Transparency: REITs are to be registered and regulated by SEBI (Securities Exchange board of India). It will also adhere to highest standards of corporate governance, financial reporting and information disclosure. In this way, the REITs provide operational transparency.
4) What are the laws governing it?
REITs, although trusts, are governed and regulated by SEBI. Much like shares and securities traded in the stock markets SEBI will also regulate REITs by looking into the transactions and inspecting their books of accounts. In fact in September 2014, SEBI released the Regulations on Real Estate Investment Trusts. This provides regulations about various aspects, ranging from the issue of these units to all mandatory disclosures. It also deals with the eligibility and qualifications of people participating as trustees, managers and sponsors. Further, it provides for annual valuation which must be performed by a Chartered Accountant having valid accredition.
5) How can one invest in REITs?
Buying these REIT units follows the same procedure as that of the shares of any company listed on the stock exchange. The issue and allotment of units is through an IPO (Initial Public Offer) and an offer document (similar to a prospectus) that is listed on various stock exchanges. All units are issued only in the dematerialised form.
6) How much can one invest?
Rs. 2 lakhs is the minimum amount of subscription that is accepted by a REIT. However, the minimum asset size (value of the asset invested in) of an REIT is Rs. 500 crore. The minimum requirement to form a REIT is 200 subscribers.
7) What are the kinds of properties invested in?
REITs typically invest in rent generating properties. 90% of these proceeds are handed over to the unit holders as dividend. These range from shopping malls, offices and hotels to residential complexes and warehouses. Mortgages are however, not eligible to be treated as assets under REITs.
8) What about taxes?
Unit holders have to pay the taxes. But the REIT holders do not have to pay tax. Short term capital gain tax is applicable for unit holders at the rate of 15%. The dividends in REITs are exempted from tax, just like equity market.
9) Who can be a unit holder?
Any person who is not a trustee, principal valuer or another REIT can be a unit holder.

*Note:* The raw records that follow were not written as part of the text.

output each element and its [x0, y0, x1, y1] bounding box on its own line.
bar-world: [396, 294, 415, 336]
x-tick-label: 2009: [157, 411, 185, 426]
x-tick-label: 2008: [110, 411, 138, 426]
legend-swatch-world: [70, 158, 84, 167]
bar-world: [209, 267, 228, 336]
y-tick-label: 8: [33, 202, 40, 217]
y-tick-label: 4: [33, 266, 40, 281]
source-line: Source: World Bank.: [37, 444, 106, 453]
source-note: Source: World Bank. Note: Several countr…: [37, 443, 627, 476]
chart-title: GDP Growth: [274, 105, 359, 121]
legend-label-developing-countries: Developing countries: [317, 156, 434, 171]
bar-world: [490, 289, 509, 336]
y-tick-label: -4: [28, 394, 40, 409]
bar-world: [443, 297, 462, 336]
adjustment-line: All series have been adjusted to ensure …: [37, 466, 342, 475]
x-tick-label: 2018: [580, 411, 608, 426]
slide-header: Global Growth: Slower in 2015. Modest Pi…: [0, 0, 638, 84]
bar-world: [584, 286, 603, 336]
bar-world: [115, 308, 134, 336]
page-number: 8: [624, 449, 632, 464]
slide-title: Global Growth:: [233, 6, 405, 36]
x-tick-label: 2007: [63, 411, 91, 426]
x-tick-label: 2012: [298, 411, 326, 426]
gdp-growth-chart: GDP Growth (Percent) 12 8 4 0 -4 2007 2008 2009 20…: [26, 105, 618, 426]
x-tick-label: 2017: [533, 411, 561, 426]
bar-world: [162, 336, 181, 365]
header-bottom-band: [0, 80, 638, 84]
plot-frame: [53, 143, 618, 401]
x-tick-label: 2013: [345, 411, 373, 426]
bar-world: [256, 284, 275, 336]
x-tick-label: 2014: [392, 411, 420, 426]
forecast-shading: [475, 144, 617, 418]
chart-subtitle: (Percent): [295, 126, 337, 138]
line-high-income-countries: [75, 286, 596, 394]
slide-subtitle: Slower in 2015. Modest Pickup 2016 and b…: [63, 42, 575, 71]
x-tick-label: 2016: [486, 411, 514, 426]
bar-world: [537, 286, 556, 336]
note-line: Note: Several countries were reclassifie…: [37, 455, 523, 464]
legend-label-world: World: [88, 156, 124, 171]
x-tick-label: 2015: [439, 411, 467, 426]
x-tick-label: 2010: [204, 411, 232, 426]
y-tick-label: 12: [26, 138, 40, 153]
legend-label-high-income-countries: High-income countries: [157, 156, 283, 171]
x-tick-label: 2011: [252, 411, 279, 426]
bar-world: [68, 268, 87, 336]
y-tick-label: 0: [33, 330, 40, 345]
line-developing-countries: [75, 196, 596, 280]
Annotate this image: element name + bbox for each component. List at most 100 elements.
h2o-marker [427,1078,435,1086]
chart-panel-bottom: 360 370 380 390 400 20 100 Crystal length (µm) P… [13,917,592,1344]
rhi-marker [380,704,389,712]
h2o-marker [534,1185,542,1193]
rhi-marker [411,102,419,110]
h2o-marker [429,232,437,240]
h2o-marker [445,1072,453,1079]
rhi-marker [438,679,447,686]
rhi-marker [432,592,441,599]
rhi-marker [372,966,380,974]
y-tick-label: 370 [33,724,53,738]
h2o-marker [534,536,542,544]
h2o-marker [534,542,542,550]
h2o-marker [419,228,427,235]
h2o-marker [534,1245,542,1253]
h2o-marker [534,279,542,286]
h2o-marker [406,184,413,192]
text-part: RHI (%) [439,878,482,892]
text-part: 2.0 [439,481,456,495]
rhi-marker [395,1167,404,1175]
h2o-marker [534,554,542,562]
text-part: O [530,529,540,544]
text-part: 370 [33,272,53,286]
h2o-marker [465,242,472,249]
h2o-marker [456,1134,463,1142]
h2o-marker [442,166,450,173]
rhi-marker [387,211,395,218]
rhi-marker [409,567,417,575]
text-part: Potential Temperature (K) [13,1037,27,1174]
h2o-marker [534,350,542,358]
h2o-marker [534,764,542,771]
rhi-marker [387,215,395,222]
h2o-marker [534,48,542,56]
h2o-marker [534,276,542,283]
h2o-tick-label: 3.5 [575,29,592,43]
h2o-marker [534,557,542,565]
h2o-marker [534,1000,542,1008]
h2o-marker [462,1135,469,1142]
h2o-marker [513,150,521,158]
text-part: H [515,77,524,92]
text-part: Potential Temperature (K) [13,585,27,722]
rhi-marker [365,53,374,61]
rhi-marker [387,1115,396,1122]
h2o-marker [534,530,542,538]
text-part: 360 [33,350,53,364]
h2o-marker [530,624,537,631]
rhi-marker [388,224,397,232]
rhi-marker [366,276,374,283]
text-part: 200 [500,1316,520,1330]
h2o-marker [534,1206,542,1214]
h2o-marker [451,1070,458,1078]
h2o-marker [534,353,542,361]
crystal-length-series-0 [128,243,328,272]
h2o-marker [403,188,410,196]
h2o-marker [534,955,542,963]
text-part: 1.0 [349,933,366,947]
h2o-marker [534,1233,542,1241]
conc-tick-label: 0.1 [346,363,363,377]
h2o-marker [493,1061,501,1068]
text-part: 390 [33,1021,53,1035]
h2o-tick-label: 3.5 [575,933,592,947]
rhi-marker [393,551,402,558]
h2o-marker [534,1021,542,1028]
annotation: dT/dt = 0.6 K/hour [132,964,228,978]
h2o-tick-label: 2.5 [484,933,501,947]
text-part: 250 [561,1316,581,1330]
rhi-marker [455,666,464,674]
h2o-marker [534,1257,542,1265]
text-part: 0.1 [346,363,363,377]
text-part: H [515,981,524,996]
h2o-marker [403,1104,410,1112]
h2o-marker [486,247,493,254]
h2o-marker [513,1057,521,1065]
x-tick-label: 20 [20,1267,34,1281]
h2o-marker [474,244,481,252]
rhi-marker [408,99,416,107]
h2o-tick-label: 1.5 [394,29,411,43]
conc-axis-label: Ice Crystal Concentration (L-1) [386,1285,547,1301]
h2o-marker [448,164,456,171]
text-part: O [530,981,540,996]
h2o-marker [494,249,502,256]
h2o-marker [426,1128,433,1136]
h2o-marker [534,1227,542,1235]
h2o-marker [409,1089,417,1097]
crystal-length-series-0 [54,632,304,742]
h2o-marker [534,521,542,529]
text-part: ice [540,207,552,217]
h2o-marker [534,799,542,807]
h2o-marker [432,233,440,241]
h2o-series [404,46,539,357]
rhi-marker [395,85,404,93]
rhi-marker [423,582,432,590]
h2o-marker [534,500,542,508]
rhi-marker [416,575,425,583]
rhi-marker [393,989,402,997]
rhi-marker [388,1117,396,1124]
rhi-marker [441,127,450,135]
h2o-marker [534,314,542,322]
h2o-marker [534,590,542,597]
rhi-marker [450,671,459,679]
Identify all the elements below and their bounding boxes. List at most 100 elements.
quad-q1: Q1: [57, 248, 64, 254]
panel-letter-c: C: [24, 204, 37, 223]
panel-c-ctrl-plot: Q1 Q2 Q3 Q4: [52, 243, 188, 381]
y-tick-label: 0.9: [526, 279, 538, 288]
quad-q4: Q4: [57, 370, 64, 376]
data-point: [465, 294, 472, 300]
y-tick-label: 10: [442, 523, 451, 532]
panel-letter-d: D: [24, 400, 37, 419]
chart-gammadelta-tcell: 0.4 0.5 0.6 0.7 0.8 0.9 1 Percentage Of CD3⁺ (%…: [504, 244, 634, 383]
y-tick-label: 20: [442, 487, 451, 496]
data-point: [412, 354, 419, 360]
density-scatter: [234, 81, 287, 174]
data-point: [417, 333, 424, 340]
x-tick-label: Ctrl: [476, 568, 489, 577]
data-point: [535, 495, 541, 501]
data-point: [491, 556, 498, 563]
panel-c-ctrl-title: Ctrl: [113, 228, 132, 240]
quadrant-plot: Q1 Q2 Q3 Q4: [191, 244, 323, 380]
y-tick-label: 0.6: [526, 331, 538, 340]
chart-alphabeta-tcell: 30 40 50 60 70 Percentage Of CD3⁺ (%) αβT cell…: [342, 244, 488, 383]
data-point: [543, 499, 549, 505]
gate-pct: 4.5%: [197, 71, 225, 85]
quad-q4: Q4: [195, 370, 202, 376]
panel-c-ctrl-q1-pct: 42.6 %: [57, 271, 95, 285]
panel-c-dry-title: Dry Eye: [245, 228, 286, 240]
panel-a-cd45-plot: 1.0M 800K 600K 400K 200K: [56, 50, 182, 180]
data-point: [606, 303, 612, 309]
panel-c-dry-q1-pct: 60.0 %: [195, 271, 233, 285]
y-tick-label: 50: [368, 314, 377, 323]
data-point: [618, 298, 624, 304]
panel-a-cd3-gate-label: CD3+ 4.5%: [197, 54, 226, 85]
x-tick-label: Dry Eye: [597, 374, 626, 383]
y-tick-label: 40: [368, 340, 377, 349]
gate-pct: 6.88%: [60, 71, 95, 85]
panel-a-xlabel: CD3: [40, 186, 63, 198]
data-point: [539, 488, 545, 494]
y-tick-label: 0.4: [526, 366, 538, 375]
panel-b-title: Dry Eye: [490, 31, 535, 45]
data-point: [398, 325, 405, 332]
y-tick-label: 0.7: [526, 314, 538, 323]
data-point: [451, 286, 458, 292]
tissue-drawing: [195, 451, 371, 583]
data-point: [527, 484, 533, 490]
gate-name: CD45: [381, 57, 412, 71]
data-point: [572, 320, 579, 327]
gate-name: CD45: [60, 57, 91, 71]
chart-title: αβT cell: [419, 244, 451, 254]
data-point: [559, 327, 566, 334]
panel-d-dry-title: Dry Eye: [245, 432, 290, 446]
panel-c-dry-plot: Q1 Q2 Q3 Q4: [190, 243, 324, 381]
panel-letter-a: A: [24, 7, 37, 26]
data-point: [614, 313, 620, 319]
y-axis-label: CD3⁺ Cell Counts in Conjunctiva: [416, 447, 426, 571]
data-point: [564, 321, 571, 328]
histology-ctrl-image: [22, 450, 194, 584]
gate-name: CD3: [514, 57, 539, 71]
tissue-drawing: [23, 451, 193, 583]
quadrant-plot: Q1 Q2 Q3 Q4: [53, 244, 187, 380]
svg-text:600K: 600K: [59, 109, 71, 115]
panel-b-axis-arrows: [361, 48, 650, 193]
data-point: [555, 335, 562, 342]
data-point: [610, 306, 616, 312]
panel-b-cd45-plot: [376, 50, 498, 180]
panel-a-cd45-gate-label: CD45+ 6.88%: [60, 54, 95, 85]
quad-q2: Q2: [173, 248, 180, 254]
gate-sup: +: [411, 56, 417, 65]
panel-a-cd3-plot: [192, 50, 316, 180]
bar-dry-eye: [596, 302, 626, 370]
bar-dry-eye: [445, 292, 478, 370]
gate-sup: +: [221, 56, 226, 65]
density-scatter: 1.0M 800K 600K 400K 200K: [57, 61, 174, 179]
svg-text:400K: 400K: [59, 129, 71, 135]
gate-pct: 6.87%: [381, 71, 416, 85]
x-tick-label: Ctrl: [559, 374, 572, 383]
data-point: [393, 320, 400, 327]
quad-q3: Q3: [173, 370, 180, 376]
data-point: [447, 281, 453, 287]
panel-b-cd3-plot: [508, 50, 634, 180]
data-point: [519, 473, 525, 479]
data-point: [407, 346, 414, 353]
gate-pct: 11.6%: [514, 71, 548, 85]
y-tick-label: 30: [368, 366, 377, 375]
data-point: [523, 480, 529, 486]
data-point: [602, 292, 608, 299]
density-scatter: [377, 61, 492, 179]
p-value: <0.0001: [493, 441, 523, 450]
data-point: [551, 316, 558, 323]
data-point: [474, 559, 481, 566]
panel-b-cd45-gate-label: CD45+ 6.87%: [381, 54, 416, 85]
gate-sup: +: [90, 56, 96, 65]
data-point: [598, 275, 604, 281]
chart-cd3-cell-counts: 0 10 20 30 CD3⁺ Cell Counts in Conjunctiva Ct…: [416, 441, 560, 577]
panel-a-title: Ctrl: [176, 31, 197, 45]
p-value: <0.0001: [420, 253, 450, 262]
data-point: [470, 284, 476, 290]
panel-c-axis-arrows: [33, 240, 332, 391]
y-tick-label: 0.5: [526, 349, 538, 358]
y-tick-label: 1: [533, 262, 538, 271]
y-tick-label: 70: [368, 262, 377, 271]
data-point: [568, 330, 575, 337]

This is to prevent insider trading. With respect to permission from the RBI and Government of India, foreign investors are also permitted. All unit holders have equal voting rights.
10) What do I do if there is a loss?
REITs typically invest more than a majority of their capital in rent generating properties. Hence, the chances of the investment sitting idle are less. While the average shareholder receives a dividend once a quarter, unit holders of REITs receive it in the form of their percentage of rent every month. Moreover in case of a loss, one can always trade the unit and sell it to a willing buyer over the stock market.
The scheme seems quite well thought of on paper. However, whether the execution is as impeccable as the blueprint is yet to be seen.